Fidelity in transition

» With apologies and an admiring nod to Lawrence Lessig, Fidelity in Translation, 71 Tex. L. Rev. 1165 (1993). «

Bureaucracy
Bureaucracy is the bane of modern life, in all of its organizational manifestations. From this reality academia offer no escape. But there are lessons to be learned from things that universities, governments, and for-profit businesses have in common.

Academia, government, and private enterprise all offer variations on the theme of leadership and turnover. Because of their unique susceptibility to transitional disruption, startup companies and family-owned enterprises arguably have the most to gain from business succession planning. At the opposite end of the scale, Fortune 500 companies and the federal government also take care to anticipate and choreograph internal changes in personnel.

Passing the batonAcademic institutions devote considerable energy (and with justification) making their best-laid plans in the event top-level managers resign, retire, or die. As I have discovered in my scholarly work on disaster law, preparing for these obvious contingencies is tantamount to the Maginot Line of academic succession planning. Preparing for an associate dean's departure rarely draws the same degree of advance planning, though quite arguably it should.

The job of the associate dean, after all, requires more detailed operational knowledge of an institution. This is especially true of the office of academic affairs, the function most often assigned to an associate dean. The associate dean is to the dean as the university provost is to the president. Hardly anyone aspires to the office; it is a bureaucratic soul that dreams someday of being an associate dean or a provost. The job is largely thankless, and the usual forms of compensation — a modest emolument, coupled with a slightly lighter teaching schedule — are barely commensurate, if at all, to the extra work.

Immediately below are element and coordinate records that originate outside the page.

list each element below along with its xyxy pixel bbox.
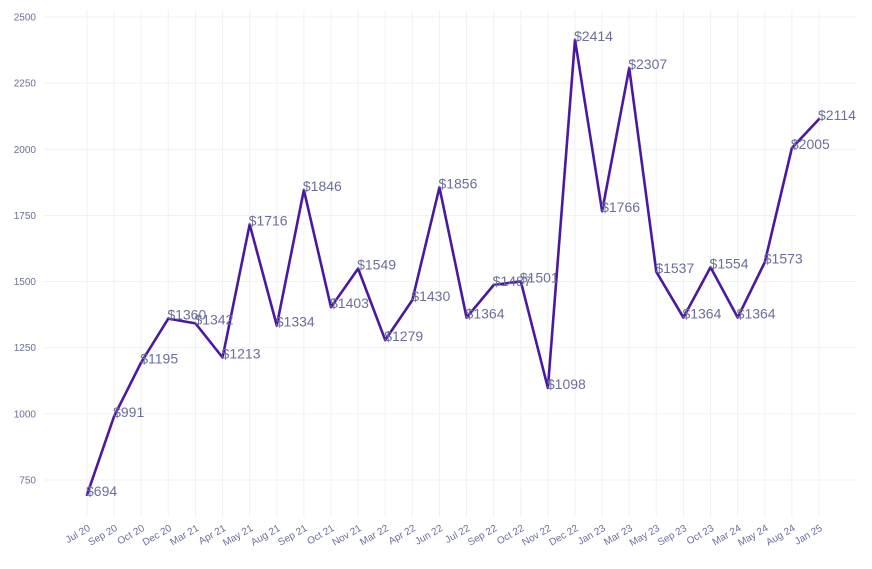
data-label: $1195: [140, 350, 178, 366]
data-label: $2005: [791, 136, 830, 152]
x-tick-label: Mar 22: [358, 523, 391, 548]
y-tick-label: 2250: [14, 79, 37, 90]
grid: [44, 10, 856, 517]
x-tick-label: Oct 22: [495, 523, 526, 547]
data-label: $1213: [222, 346, 261, 362]
y-tick-label: 2500: [14, 13, 37, 24]
x-tick-label: May 23: [628, 523, 662, 549]
data-label: $1364: [466, 306, 505, 322]
x-tick-label: Aug 21: [249, 523, 282, 549]
data-label: $2307: [628, 56, 667, 72]
data-label: $1098: [547, 376, 586, 392]
data-label: $1403: [330, 295, 369, 311]
data-labels: $694 $991 $1195 $1360$1342 $1213 $1716 $1334 $1…: [86, 28, 856, 499]
y-tick-label: 1000: [14, 409, 37, 420]
data-label: $991: [113, 404, 144, 420]
data-label: $1549: [357, 257, 396, 273]
data-label: $1342: [194, 311, 233, 327]
x-tick-label: Nov 22: [520, 523, 553, 549]
data-label: $1856: [438, 175, 477, 191]
x-tick-label: Sep 20: [87, 523, 120, 549]
x-tick-label: Apr 22: [387, 523, 418, 547]
y-tick-label: 1250: [14, 343, 37, 354]
data-label: $1537: [655, 260, 694, 276]
x-tick-label: Dec 22: [548, 523, 581, 549]
data-label: $1487: [493, 273, 532, 289]
y-tick-label: 1500: [14, 277, 37, 288]
x-tick-label: May 24: [736, 523, 770, 549]
data-label: $1573: [764, 250, 803, 266]
data-label: $694: [86, 483, 117, 499]
x-tick-label: Sep 22: [466, 523, 499, 549]
data-label: $1846: [303, 178, 342, 194]
data-label: $1501: [520, 269, 559, 285]
data-label: $1766: [601, 199, 640, 215]
y-tick-label: 1750: [14, 211, 37, 222]
x-tick-label: Jan 23: [576, 523, 608, 548]
y-tick-label: 750: [19, 476, 36, 487]
data-label: $1334: [276, 313, 315, 329]
y-tick-label: 2000: [14, 145, 37, 156]
x-tick-label: Dec 20: [141, 523, 174, 549]
x-tick-label: Mar 21: [168, 523, 201, 548]
data-label: $2114: [818, 107, 856, 123]
x-tick-label: Sep 23: [656, 523, 689, 549]
x-tick-label: Sep 21: [276, 523, 309, 549]
x-tick-label: Oct 21: [305, 523, 336, 547]
data-label: $1364: [682, 306, 721, 322]
series-line: [85, 38, 821, 497]
x-tick-label: Jun 22: [413, 523, 445, 548]
x-tick-label: Nov 21: [331, 523, 364, 549]
x-tick-label: May 21: [221, 523, 255, 549]
data-label: $1279: [384, 328, 423, 344]
data-label: $1364: [737, 306, 776, 322]
data-label: $2414: [574, 28, 613, 44]
data-label: $1554: [710, 255, 749, 271]
x-tick-label: Jan 25: [793, 523, 825, 548]
data-label: $1716: [249, 212, 288, 228]
x-tick-label: Oct 20: [116, 523, 147, 547]
x-tick-label: Aug 24: [764, 523, 797, 549]
data-label: $1360: [167, 307, 206, 323]
y-axis-ticks: 750 1000 1250 1500 1750 2000 2250 2500: [14, 13, 37, 487]
x-tick-label: Oct 23: [685, 523, 716, 547]
data-label: $1430: [411, 288, 450, 304]
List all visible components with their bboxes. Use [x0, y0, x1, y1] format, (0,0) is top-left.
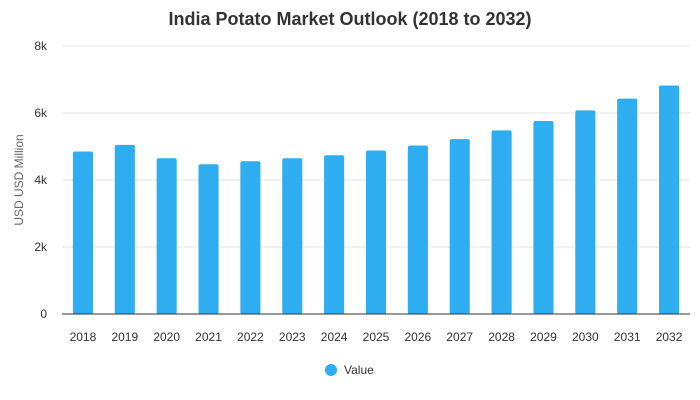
y-tick-label: 4k — [34, 173, 48, 187]
x-tick-label: 2020 — [153, 330, 180, 344]
bar-2023[interactable] — [282, 158, 303, 314]
y-tick-label: 2k — [34, 240, 48, 254]
bar-2026[interactable] — [407, 145, 428, 314]
chart-title: India Potato Market Outlook (2018 to 203… — [168, 9, 531, 29]
x-tick-label: 2028 — [488, 330, 515, 344]
legend-label-value: Value — [344, 363, 374, 377]
x-tick-label: 2029 — [530, 330, 557, 344]
x-axis-ticks: 2018 2019 2020 2021 2022 2023 2024 2025 2026 2027… — [70, 330, 683, 344]
y-tick-label: 0 — [40, 307, 47, 321]
bar-2024[interactable] — [324, 155, 345, 314]
x-tick-label: 2032 — [656, 330, 683, 344]
bars — [72, 85, 680, 314]
bar-2018[interactable] — [72, 151, 93, 314]
x-tick-label: 2021 — [195, 330, 222, 344]
x-tick-label: 2022 — [237, 330, 264, 344]
bar-2020[interactable] — [156, 158, 177, 314]
x-tick-label: 2031 — [614, 330, 641, 344]
y-axis-label: USD USD Million — [12, 134, 26, 225]
x-tick-label: 2027 — [446, 330, 473, 344]
x-tick-label: 2025 — [363, 330, 390, 344]
x-tick-label: 2018 — [70, 330, 97, 344]
x-tick-label: 2023 — [279, 330, 306, 344]
bar-2025[interactable] — [365, 150, 387, 314]
y-tick-label: 6k — [34, 106, 48, 120]
legend-swatch-value — [325, 364, 337, 376]
bar-2030[interactable] — [575, 110, 596, 314]
bar-2029[interactable] — [533, 121, 554, 314]
bar-2032[interactable] — [659, 85, 680, 314]
x-tick-label: 2030 — [572, 330, 599, 344]
x-tick-label: 2019 — [111, 330, 138, 344]
y-axis-ticks: 0 2k 4k 6k 8k — [34, 39, 48, 321]
bar-2027[interactable] — [449, 139, 470, 314]
legend[interactable]: Value — [325, 363, 374, 377]
x-tick-label: 2026 — [405, 330, 432, 344]
bar-2019[interactable] — [114, 144, 135, 314]
bar-2031[interactable] — [617, 98, 638, 314]
bar-2028[interactable] — [491, 130, 512, 314]
x-tick-label: 2024 — [321, 330, 348, 344]
y-tick-label: 8k — [34, 39, 48, 53]
bar-2021[interactable] — [198, 164, 219, 314]
bar-2022[interactable] — [240, 161, 261, 314]
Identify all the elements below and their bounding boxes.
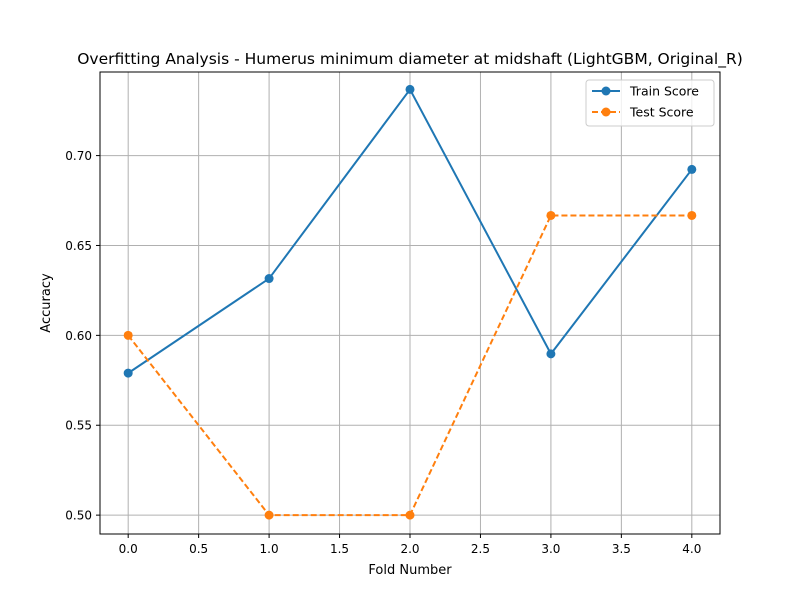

To top it off, the pool of potential candidates is typically smaller. Decanal pools, in practice, can be quite deep. By contrast, associate deans are almost always drawn from the ranks of incumbent faculty. Though I have no empirical evidence to back this assumption, I do believe that turnover among associate deans exceeds that of deans.

In all settings, from business to academia and other nonprofit environments, best managerial practices demand anticipating the dull, the boring, the thoroughly unsexy. Taking care, more often than not, means thinking about ordinary places, ordinary things, and ordinary events — and then having the discipline to follow through.